Dr. Stephan Witt's Research Focus

Major Research Interests:
Structure, mechanism and regulation of 70-kDa molecular chaperones; misfolded proteins, chaperones, and human disease. Alpha synuclein and Parkinson’s disease.

One area of research in my lab focuses on the mechanism of action of 70-kDa molecular chaperones, which are also called heat shock-70 proteins (hsp70). The genes that encode 70-kDa chaperones are expressed in nearly all organisms, and the genes have been highly conserved through evolution. Constitutively expressed 70-kDa chaperones participate in reactions that are common to all cells, such as, protein folding, transport, and assembly. The expression of other 70-kDa chaperones is induced by stresses such as heat shock, ethanol, heavy metals, organic solvents, and even some drugs. Inducible 70-kDa chaperones are thought to prevent and even reverse the aggregation of other proteins. The common mechanistic feature of the reaction of 70-kDa chaperones with its substrates is that the chaperone protein utilizes free energy from ATP binding and hydrolysis to reversibly switch between high- and low-affinity conformations. The high-affinity state, which has ADP bound in the ATPase domain of the chaperone, tightly binds substrate, whereas the low-affinity state, which has ATP bound in the ATPase domain of the chaperone, weakly binds substrate. This reversible, high- to low-affinity transition is like a molecular switch. Using a variety of techniques from biophysical chemistry and molecular biology, we are probing the kinetics, mechanism and regulation (by the two cochaperones, DnaJ and GrpE) of this molecular switch in the 70-kDa chaperone expressed by Escherichia coli, DnaK. This research is funded by the National Institutes of Health.
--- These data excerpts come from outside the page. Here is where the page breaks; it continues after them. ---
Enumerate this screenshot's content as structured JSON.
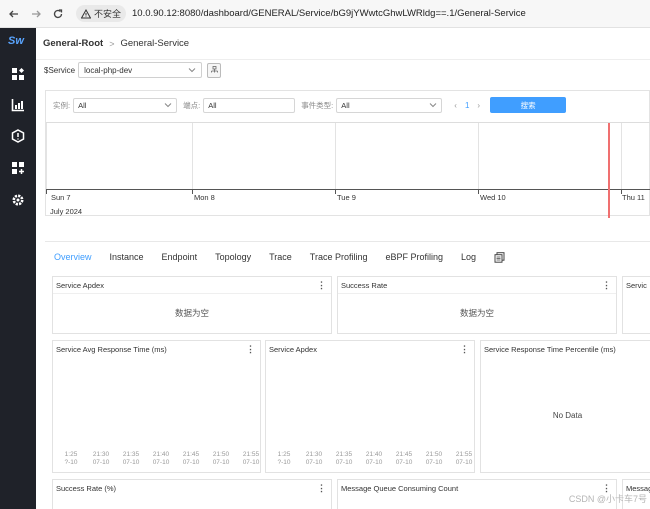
{
  "browser": {
    "security_label": "不安全",
    "url": "10.0.90.12:8080/dashboard/GENERAL/Service/bG9jYWwtcGhwLWRldg==.1/General-Service"
  },
  "sidebar": {
    "logo": "Sw",
    "icons": [
      "dashboard-icon",
      "chart-icon",
      "alert-icon",
      "marketplace-icon",
      "settings-icon"
    ]
  },
  "breadcrumb": {
    "root": "General-Root",
    "separator": ">",
    "current": "General-Service"
  },
  "service_selector": {
    "label": "$Service",
    "value": "local-php-dev"
  },
  "filters": {
    "instance_label": "实例:",
    "instance_value": "All",
    "endpoint_label": "端点:",
    "endpoint_value": "All",
    "event_type_label": "事件类型:",
    "event_type_value": "All",
    "page": "1",
    "search_label": "搜索"
  },
  "timeline": {
    "days": [
      "Sun 7",
      "Mon 8",
      "Tue 9",
      "Wed 10",
      "Thu 11"
    ],
    "month": "July 2024"
  },
  "tabs": [
    "Overview",
    "Instance",
    "Endpoint",
    "Topology",
    "Trace",
    "Trace Profiling",
    "eBPF Profiling",
    "Log"
  ],
  "active_tab": "Overview",
  "widgets": {
    "apdex_top": {
      "title": "Service Apdex",
      "empty": "数据为空"
    },
    "success_rate_top": {
      "title": "Success Rate",
      "empty": "数据为空"
    },
    "third_top": {
      "title": "Servic"
    },
    "avg_response": {
      "title": "Service Avg Response Time (ms)"
    },
    "apdex_mid": {
      "title": "Service Apdex"
    },
    "percentile": {
      "title": "Service Response Time Percentile (ms)",
      "no_data": "No Data"
    },
    "success_rate_pct": {
      "title": "Success Rate (%)"
    },
    "mq_consuming": {
      "title": "Message Queue Consuming Count"
    },
    "mq_partial": {
      "title": "Messag"
    },
    "menu_glyph": "⋮"
  },
  "axis_times": [
    [
      "1:25",
      "?-10"
    ],
    [
      "21:30",
      "07-10"
    ],
    [
      "21:35",
      "07-10"
    ],
    [
      "21:40",
      "07-10"
    ],
    [
      "21:45",
      "07-10"
    ],
    [
      "21:50",
      "07-10"
    ],
    [
      "21:55",
      "07-10"
    ]
  ],
  "watermark": "CSDN @小卡车7号",
  "colors": {
    "primary": "#409eff",
    "sidebar": "#1f2229",
    "now_line": "#f07070"
  }
}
Another area of research in my lab focuses on bacterial nucleotide exchange factors, such as GrpE. GrpE catalyzes the release of ADP from DnaK. Interestingly, Yeast and other eukaryotes also express GrpE-like nucleotide exchange factors, which are typically located in the mitochondria. Several aspects of GrpE biology and biochemistry are underway in my laboratory. In one project, we are exploring how mutations in the gene MGE1, a yeast gene that encodes a GrpE-like protein, affect mitochondrial function. In another project, we are using surface plasmon resonance to study how mutations in the GrpE protein affect the kinetics of GrpE binding and release from DnaK. Our goal is to understand why GrpE-like exchange factors seem to be needed specifically in mitochondria.

Another area of research involves using yeast as a model organism to study the mechanism of alpha synuclein ( Syn) toxicity. Alpha synuclein, one of the most abundant proteins expressed in human neurons, has been implicated in Parkinson’s disease. From expressing green fluorescent protein fusions of human wild type Syn and two mutants (GFP-WT, GFP-A53T, and GFP-A30P) in yeast, we have discovered that GFP-WT and GFP-A53T is localized to the inner plasma membrane and that GFP-A30P is distributed through out the cytosol. Each of these Syns inhibits cell growth. Experiments are currently underway to deduce the mechanism of Syn toxicity.